Il ministro degli Esteri russo ha ricordato che le sanzioni in sede UE “non possono essere varate se almeno un Paese sarà contrario”, valendo difatti il criterio dell’unanimità. Lavrov si è detto convinto che “l”Italia non sia interessata a fomentare la tensione”, auspicandosi che Roma opponga un veto a eventuali sanzioni anti-russe decise da Bruxelles.
In riferimento alle richieste di Mosca alla NATO, Di Maio ha poi risposto che “il principio dell’indivisibilità della sicurezza è un principio che abbiamo sempre sostenuto e continuiamo a sostenere in ambito europeo”. Quest’ultimo concetto affonda le proprie radici nel diritto internazionale ed è stato formalizzato in seno all’OSCE. Mosca lo interpreta come la necessità che la sicurezza di uno Stato sovrano non comprometta quella di un altro Stato. Quindi, sostiene il Cremlino, l’allargamento ad est dell’Alleanza deve tenere conto dell’esigenza russa di non trovarsi truppe e missili nemici alle porte di casa.
Nella conferenza stampa congiunta, Di Maio ha infine rivelato che sono in corso contatti tra Palazzo Chigi e il Cremlino per organizzare un summit tra Vladimir Putin e Mario Draghi nei prossimi giorni, come confermato separatamente dallo stesso Draghi poco dopo.

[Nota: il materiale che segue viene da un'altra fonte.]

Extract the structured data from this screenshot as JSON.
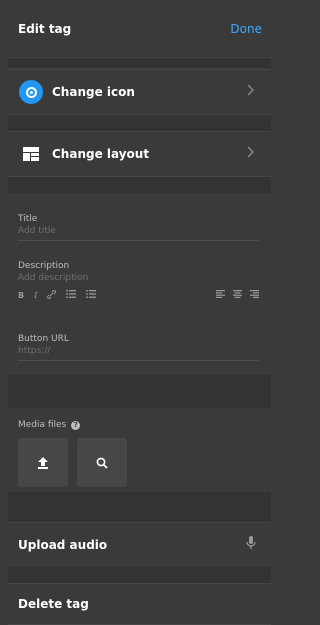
{
  "header": {
    "title": "Edit tag",
    "done_label": "Done"
  },
  "rows": {
    "change_icon": {
      "label": "Change icon",
      "icon": "circle-target-icon",
      "chevron": "chevron-right-icon"
    },
    "change_layout": {
      "label": "Change layout",
      "icon": "layout-grid-icon",
      "chevron": "chevron-right-icon"
    }
  },
  "form": {
    "title": {
      "label": "Title",
      "placeholder": "Add title"
    },
    "description": {
      "label": "Description",
      "placeholder": "Add description"
    },
    "toolbar": {
      "bold": "B",
      "italic": "I",
      "link_icon": "link-icon",
      "ordered_list_icon": "ordered-list-icon",
      "bullet_list_icon": "bullet-list-icon",
      "align_left_icon": "align-left-icon",
      "align_center_icon": "align-center-icon",
      "align_right_icon": "align-right-icon"
    },
    "button_url": {
      "label": "Button URL",
      "placeholder": "https://"
    }
  },
  "media": {
    "label": "Media files",
    "help_icon": "help-icon",
    "upload_icon": "upload-icon",
    "search_icon": "search-icon"
  },
  "upload_audio": {
    "label": "Upload audio",
    "icon": "microphone-icon"
  },
  "delete_tag": {
    "label": "Delete tag"
  },
  "colors": {
    "accent": "#3ea6ff",
    "primary_button": "#2196f3",
    "background": "#3a3a3a"
  }
}
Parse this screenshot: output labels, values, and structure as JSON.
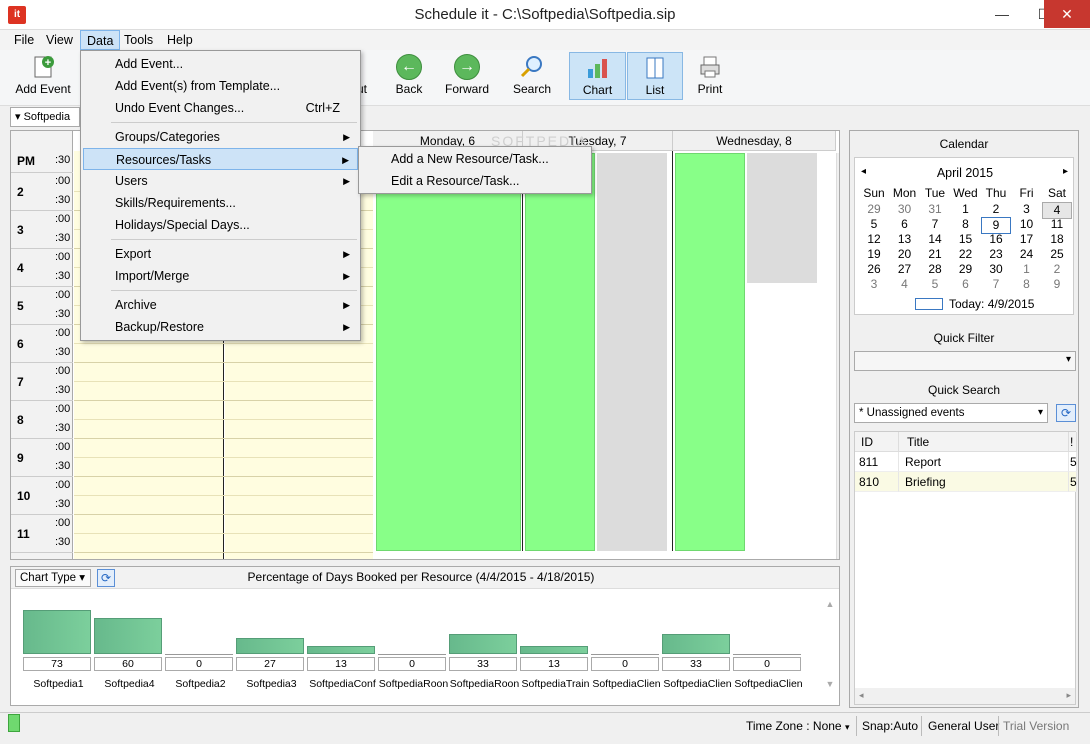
{
  "window": {
    "title": "Schedule it - C:\\Softpedia\\Softpedia.sip",
    "app_icon": "it",
    "minimize": "—",
    "maximize": "☐",
    "close": "✕"
  },
  "menubar": [
    "File",
    "View",
    "Data",
    "Tools",
    "Help"
  ],
  "toolbar": {
    "add_event": "Add Event",
    "zoom_out": "ut",
    "back": "Back",
    "forward": "Forward",
    "search": "Search",
    "chart": "Chart",
    "list": "List",
    "print": "Print"
  },
  "resource_combo": "Softpedia",
  "data_menu": {
    "items": [
      {
        "label": "Add Event...",
        "shortcut": ""
      },
      {
        "label": "Add Event(s) from Template...",
        "shortcut": ""
      },
      {
        "label": "Undo Event Changes...",
        "shortcut": "Ctrl+Z"
      },
      {
        "label": "Groups/Categories",
        "submenu": true
      },
      {
        "label": "Resources/Tasks",
        "submenu": true
      },
      {
        "label": "Users",
        "submenu": true
      },
      {
        "label": "Skills/Requirements...",
        "shortcut": ""
      },
      {
        "label": "Holidays/Special Days...",
        "shortcut": ""
      },
      {
        "label": "Export",
        "submenu": true
      },
      {
        "label": "Import/Merge",
        "submenu": true
      },
      {
        "label": "Archive",
        "submenu": true
      },
      {
        "label": "Backup/Restore",
        "submenu": true
      }
    ],
    "submenu": [
      "Add a New Resource/Task...",
      "Edit a Resource/Task..."
    ]
  },
  "schedule": {
    "pm_label": "PM",
    "first_half": ":30",
    "hours": [
      "2",
      "3",
      "4",
      "5",
      "6",
      "7",
      "8",
      "9",
      "10",
      "11"
    ],
    "minute_labels": [
      ":00",
      ":30"
    ],
    "columns": [
      "Monday, 6",
      "Tuesday, 7",
      "Wednesday, 8"
    ],
    "watermark": "SOFTPEDIA"
  },
  "chart_panel": {
    "chart_type_label": "Chart Type",
    "refresh_icon": "refresh-icon"
  },
  "chart_data": {
    "type": "bar",
    "title": "Percentage of Days Booked per Resource  (4/4/2015 - 4/18/2015)",
    "categories": [
      "Softpedia1",
      "Softpedia4",
      "Softpedia2",
      "Softpedia3",
      "SoftpediaConf",
      "SoftpediaRoon",
      "SoftpediaRoon",
      "SoftpediaTrain",
      "SoftpediaClien",
      "SoftpediaClien",
      "SoftpediaClien"
    ],
    "values": [
      73,
      60,
      0,
      27,
      13,
      0,
      33,
      13,
      0,
      33,
      0
    ],
    "ylim": [
      0,
      100
    ],
    "grid": false,
    "legend": "none"
  },
  "calendar": {
    "title": "Calendar",
    "month": "April 2015",
    "prev": "◂",
    "next": "▸",
    "weekdays": [
      "Sun",
      "Mon",
      "Tue",
      "Wed",
      "Thu",
      "Fri",
      "Sat"
    ],
    "weeks": [
      [
        "29",
        "30",
        "31",
        "1",
        "2",
        "3",
        "4"
      ],
      [
        "5",
        "6",
        "7",
        "8",
        "9",
        "10",
        "11"
      ],
      [
        "12",
        "13",
        "14",
        "15",
        "16",
        "17",
        "18"
      ],
      [
        "19",
        "20",
        "21",
        "22",
        "23",
        "24",
        "25"
      ],
      [
        "26",
        "27",
        "28",
        "29",
        "30",
        "1",
        "2"
      ],
      [
        "3",
        "4",
        "5",
        "6",
        "7",
        "8",
        "9"
      ]
    ],
    "today": "Today: 4/9/2015"
  },
  "quick_filter": {
    "title": "Quick Filter",
    "value": ""
  },
  "quick_search": {
    "title": "Quick Search",
    "value": "* Unassigned events",
    "columns": [
      "ID",
      "Title",
      "!"
    ],
    "rows": [
      {
        "id": "811",
        "title": "Report",
        "flag": "5"
      },
      {
        "id": "810",
        "title": "Briefing",
        "flag": "5"
      }
    ]
  },
  "status": {
    "timezone": "Time Zone : None",
    "snap": "Snap:Auto",
    "user": "General User",
    "version": "Trial Version"
  },
  "colors": {
    "accent": "#cde3f7",
    "bar_green": "#88ff88",
    "chart_bar": "#6cc192"
  }
}
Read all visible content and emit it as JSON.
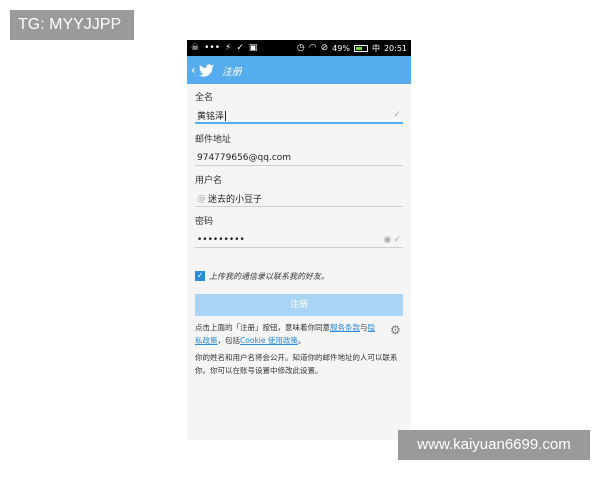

Draghi a Bruxelles: “Nessun segnale di de-escalation“
Anche il presidente del Consiglio Mario Draghi si è espresso sulla questione ucraina, rilasciando alcune dichiarazioni al termine del vertice informale dell’UE sullo stesso tema (dove a tutti i leaders europei è stato chiesto di spegnere i propri dispositivi elettronici).
“Per il momento, episodi di de-escalation sul terreno non si sono visti,” ha riferito Draghi ai giornalisti. “Sostanzialmente la situazione è quella di qualche giorno fa”, il che obbliga, secondo il premier, a “rimanere pronti ad ogni eventualità”.
I toni usati di Draghi a Bruxelles sono stati leggermente diversi rispetto a quelli impiegati da Di Maio a Mosca. “Dobbiamo perseguire la strategia della deterrenza ferma, non dobbiamo mostrarci deboli (di fronte alla Russia)”, ha detto Draghi, secondo cui l’Italia “non può rinunciare ai principi fondanti dell’Alleanza (Atlantica)”.
Le parole dell’ex capo della BCE hanno posto l’accento sulla leale appartenenza di Roma allo schieramento occidentale e atlantico, differentemente dall’enfasi data dal titolare della Farnesina alla ricerca del dialogo amichevole e del compromesso con Mosca.
L’obiettivo del Governo italiano, comunque, è quello di risolvere la questione diplomaticamente e di far sedere al tavolo dei negoziati il presidente russo Putin e l’ucraino Volodymyr Zelens’kyj.